Birgün'den İsmail Arı'nın haberine göre Emniyet Genel Müdürlüğü’ne bağlı Polis Akademisi Başkanlığı “Türkiye’deki Suriyeliler ve Sınır Ötesi Güvenli Bölge Raporu’nu” yayımladı. Raporda, Suriye’den hububat ve bakliyat satın alındığına ilişkin itiraf niteliğinde ifadelere yer verildi.
“Hasat edilen tarım ürünlerden arpa ve buğday yerel halkın talebiyle Toprak Mahsulleri Ofisi (TMO), mercimek, nohut ve patates ise Tarım Kredi Kooperatifleri tarafından satın alınmaktadır” denen raporda, Suriyeli çiftçilere Yerel Meclis aracılığıyla fide, fidan, gübre ve tarım ilacı dağıtımı yapıldığı ifade edildi.
YARIYA YAKINI DÖNMEK İSTEMİYOR
Raporda, yapılan saha çalışmalarının sığınmacıların Türkiye’de kalış süresi uzadıkça dönme isteği azaldığını gösterdiği de belirtildi. Türkiye’deki sığınmacıların sadece yüzde 56,1’inin ülkelerine geri dönmek istediği ifade edilen raporda, Lübnan, Ürdün, Irak ve Mısır’a göç etmiş Suriyeliler arasında ülkelerine geri dönmek isteyenlerinin oranının Türkiye’ye göre daha fazla olduğu aktarıldı. Bu ülkelerdeki Suriyelilerin yüzde 75,2’sinin kendi ülkelerine dönmek istediği de belirtildi.
‘10 MİLYON SURİYELİ TÜRKİYE’NİN KONTROLÜNDE’
“Türkiye’de bulunan yaklaşık 3,6 milyon Suriyeli’nin yanında Türkiye’nin nüfuz alanında olan İdlib’de 3,4 milyon ve harekât bölgelerinde ise 2,3 milyon insan bulunmaktadır. Yani toplamda Türkiye’nin nüfuzu altında olan 10 milyon Suriyeli söz konusudur” denilen raporda öne çıkanlar, şu şekilde oldu:
-Suriye’nin Türkiye’nin kontrolündeki bölgelerinde, eğitim, sağlık, adliye, emniyet, yerel meclis ve müftülük personeli olan yerel çalışanların maaşlarının da PTT tarafından ödeniyor
-Türkiye, bugüne kadar 10 bin 524 Suriye polisi yetiştirdi. Ayrıca, ticarete, tarıma ve yeni istihdam alanlarına dönük projeler için hibe sağlandı.

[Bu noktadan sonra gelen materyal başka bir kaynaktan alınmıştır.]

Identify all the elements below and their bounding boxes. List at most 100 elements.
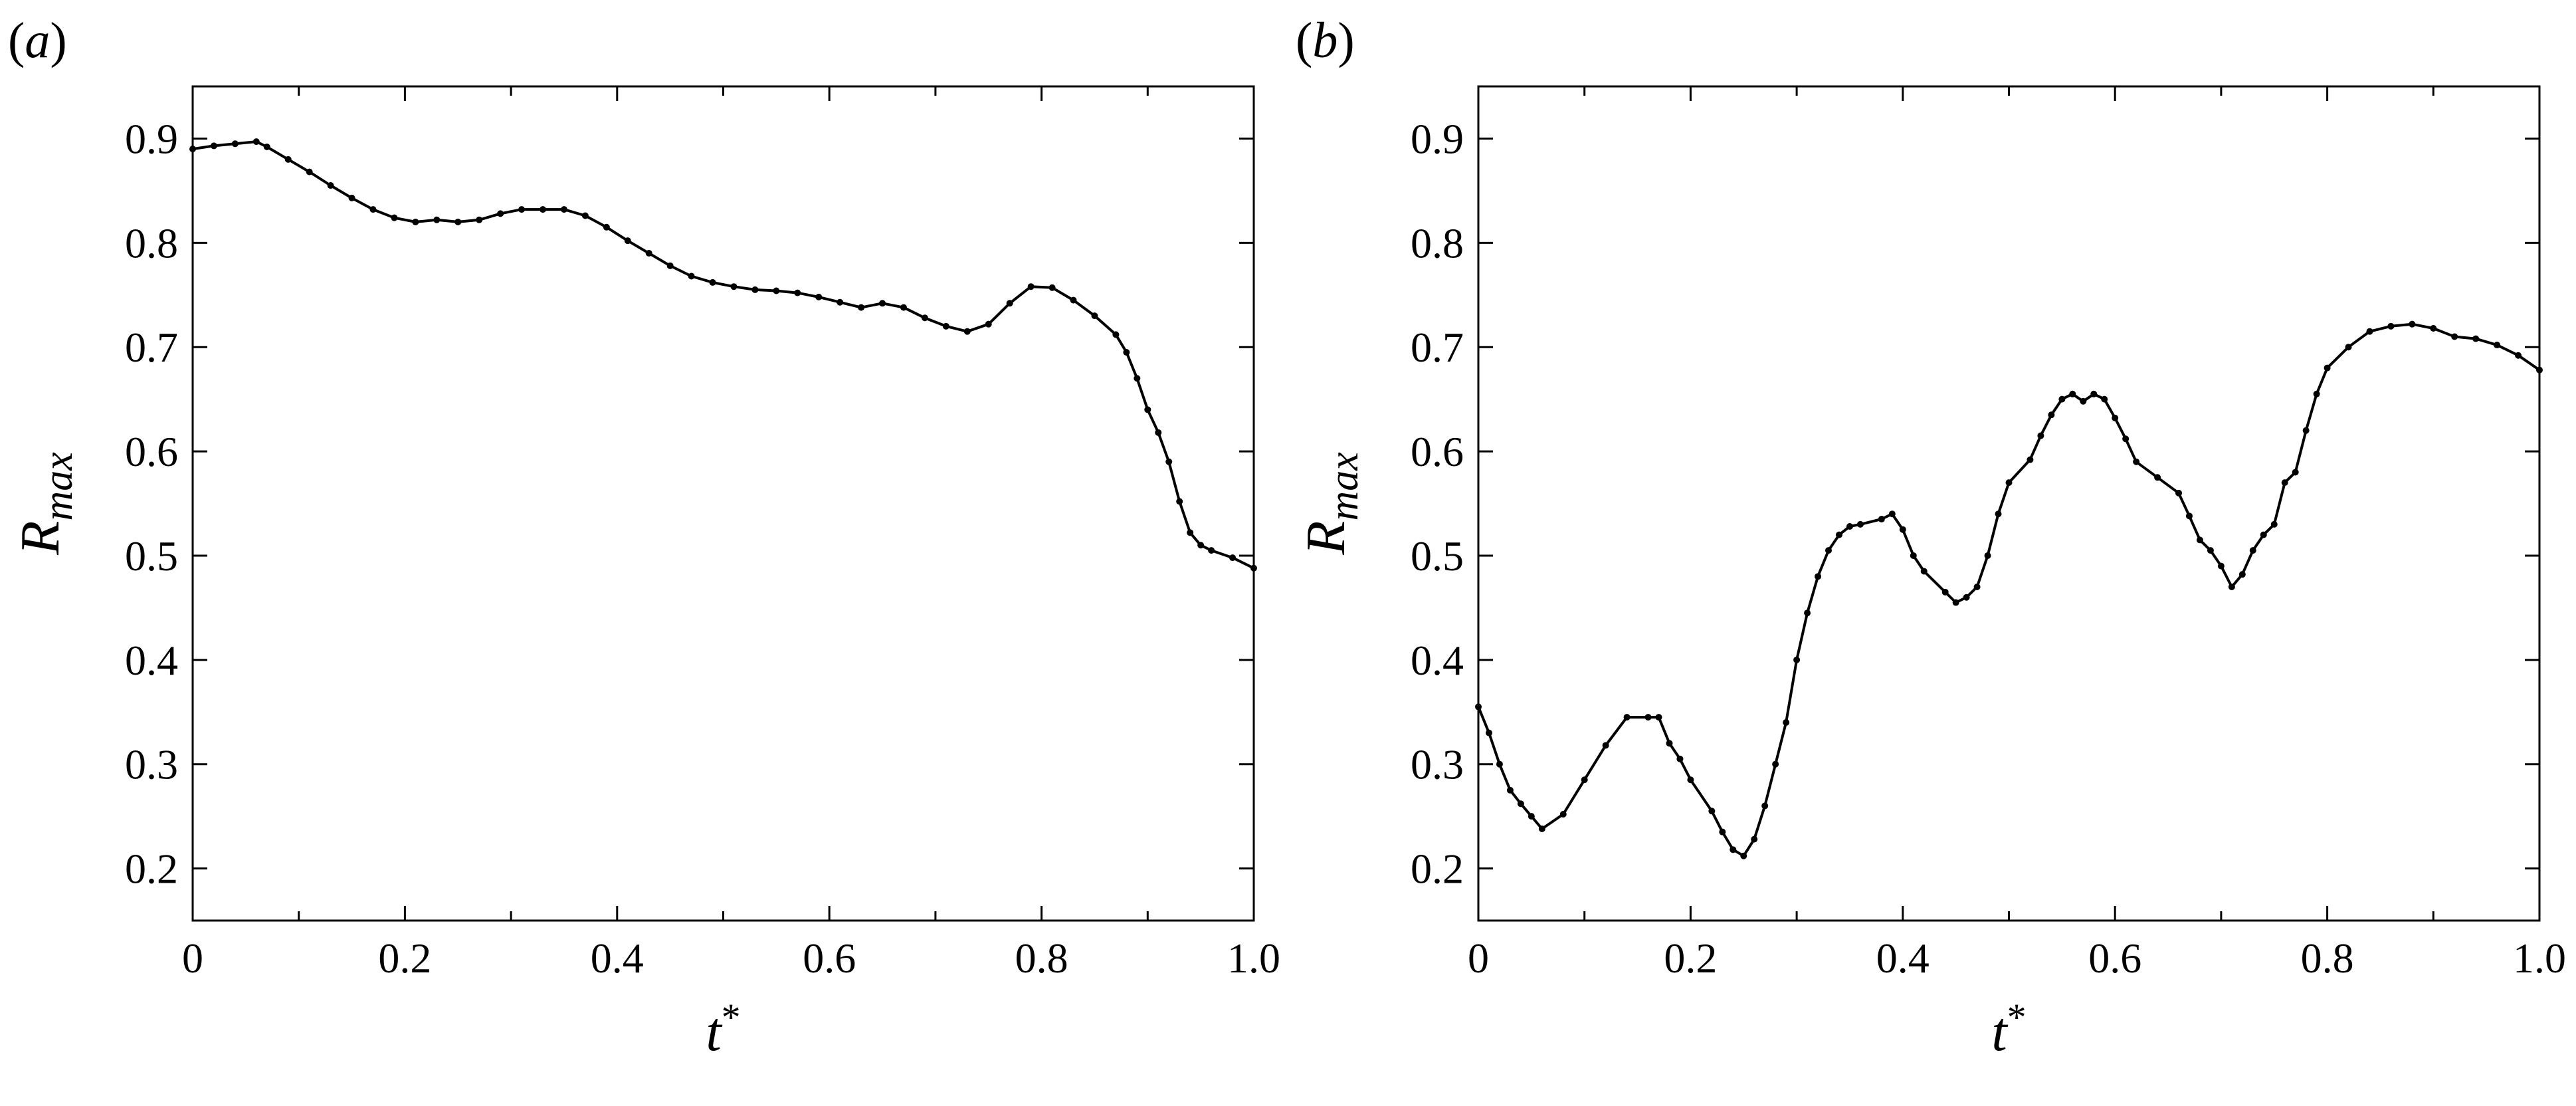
- y-tick-label: 0.2: [1411, 845, 1464, 893]
- data-point: [2080, 397, 2087, 405]
- y-tick-label: 0.5: [1411, 532, 1464, 580]
- data-point: [1899, 526, 1906, 533]
- y-tick-label: 0.3: [1411, 741, 1464, 788]
- data-point: [1485, 729, 1492, 736]
- data-point: [815, 293, 823, 300]
- data-point: [1995, 510, 2002, 518]
- panel-b: 0 0.2 0.4 0.6 0.8 1.00.20.30.40.50.60.70.80.9…: [1295, 13, 2566, 1063]
- data-point: [1506, 786, 1514, 794]
- data-point: [985, 320, 992, 328]
- x-tick-label: 0.2: [1664, 935, 1717, 982]
- data-point: [1559, 810, 1567, 818]
- data-point: [858, 304, 865, 311]
- data-point: [369, 206, 377, 213]
- panel-label: (a): [8, 13, 67, 68]
- series-line: [192, 140, 1254, 570]
- data-point: [189, 146, 196, 153]
- data-point: [1496, 760, 1503, 768]
- data-point: [688, 273, 695, 280]
- y-axis-label: Rmax: [1295, 452, 1367, 556]
- y-tick-label: 0.8: [1411, 219, 1464, 267]
- data-point: [1719, 828, 1726, 835]
- data-point: [1751, 835, 1758, 843]
- data-point: [1687, 776, 1694, 784]
- data-point: [1197, 542, 1205, 549]
- y-tick-label: 0.7: [1411, 324, 1464, 371]
- data-point: [2345, 344, 2352, 351]
- data-point: [2238, 571, 2246, 578]
- data-point: [1973, 584, 1981, 590]
- data-point: [1155, 429, 1162, 436]
- x-tick-label: 0: [1468, 935, 1489, 982]
- data-point: [1708, 808, 1716, 815]
- data-point: [1846, 523, 1853, 530]
- data-point: [2112, 414, 2119, 421]
- data-point: [1761, 802, 1769, 810]
- data-point: [879, 300, 886, 307]
- data-point: [1815, 573, 1822, 580]
- data-point: [1676, 755, 1684, 762]
- y-tick-label: 0.8: [125, 219, 178, 267]
- x-tick-label: 0.2: [378, 935, 431, 982]
- data-point: [2260, 531, 2267, 538]
- data-point: [942, 322, 949, 330]
- data-point: [1006, 300, 1013, 307]
- data-point: [2058, 395, 2066, 403]
- data-point: [2154, 474, 2161, 481]
- x-tick-label: 1.0: [2513, 935, 2566, 982]
- series-line: [1477, 322, 2541, 857]
- y-tick-label: 0.4: [125, 637, 178, 684]
- data-point: [1783, 719, 1790, 726]
- data-point: [1835, 531, 1842, 538]
- data-point: [1825, 547, 1833, 554]
- x-axis-label: t*: [706, 996, 740, 1063]
- plot-frame: [1477, 85, 2541, 922]
- data-point: [2207, 547, 2214, 554]
- data-point: [2217, 562, 2225, 570]
- data-point: [1048, 284, 1056, 291]
- data-point: [1963, 594, 1970, 601]
- data-point: [2281, 479, 2288, 487]
- data-point: [2324, 364, 2331, 372]
- data-point: [1165, 458, 1173, 465]
- data-point: [921, 314, 928, 322]
- y-tick-label: 0.4: [1411, 637, 1464, 684]
- data-point: [773, 287, 780, 294]
- x-tick-label: 0.6: [803, 935, 856, 982]
- x-axis-label: t*: [1991, 996, 2026, 1063]
- data-point: [709, 278, 716, 286]
- data-point: [624, 237, 631, 245]
- data-point: [900, 304, 907, 311]
- data-point: [1772, 760, 1779, 768]
- data-point: [2515, 352, 2522, 359]
- x-tick-label: 1.0: [1227, 935, 1280, 982]
- data-point: [263, 143, 270, 150]
- data-point: [1655, 714, 1662, 721]
- data-point: [2069, 390, 2076, 397]
- data-point: [1070, 296, 1077, 304]
- data-point: [603, 223, 610, 231]
- data-point: [1730, 846, 1737, 853]
- data-point: [1528, 813, 1535, 820]
- data-point: [2270, 520, 2278, 528]
- data-point: [1644, 714, 1652, 721]
- data-point: [306, 168, 313, 175]
- y-axis-label: Rmax: [9, 452, 81, 556]
- y-tick-label: 0.7: [125, 324, 178, 371]
- x-tick-label: 0: [182, 935, 203, 982]
- data-point: [2133, 458, 2140, 465]
- data-point: [2494, 342, 2501, 349]
- data-point: [2249, 547, 2256, 554]
- data-point: [1134, 375, 1141, 382]
- data-point: [518, 206, 526, 213]
- y-tick-label: 0.3: [125, 741, 178, 788]
- data-point: [1229, 554, 1237, 562]
- data-point: [1952, 599, 1959, 606]
- data-point: [2005, 479, 2013, 487]
- data-point: [2196, 536, 2203, 544]
- data-point: [2387, 322, 2395, 330]
- data-point: [1250, 564, 1257, 572]
- data-point: [1027, 283, 1035, 290]
- data-point: [540, 206, 547, 213]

-Aynel Arab, Telabyad, Kamışlı ve Rasulayn gibi önemli yerleşim yerlerini de içine alan 480 kilometrelik bir alanda, Türkiye burada 10 bölge, 140 köy kurmayı planlıyor. Bölgelerde 30’ar bin, köylerde ise 5’er bin kişilik nüfusun yerleştirilmesi tasarlanıyor.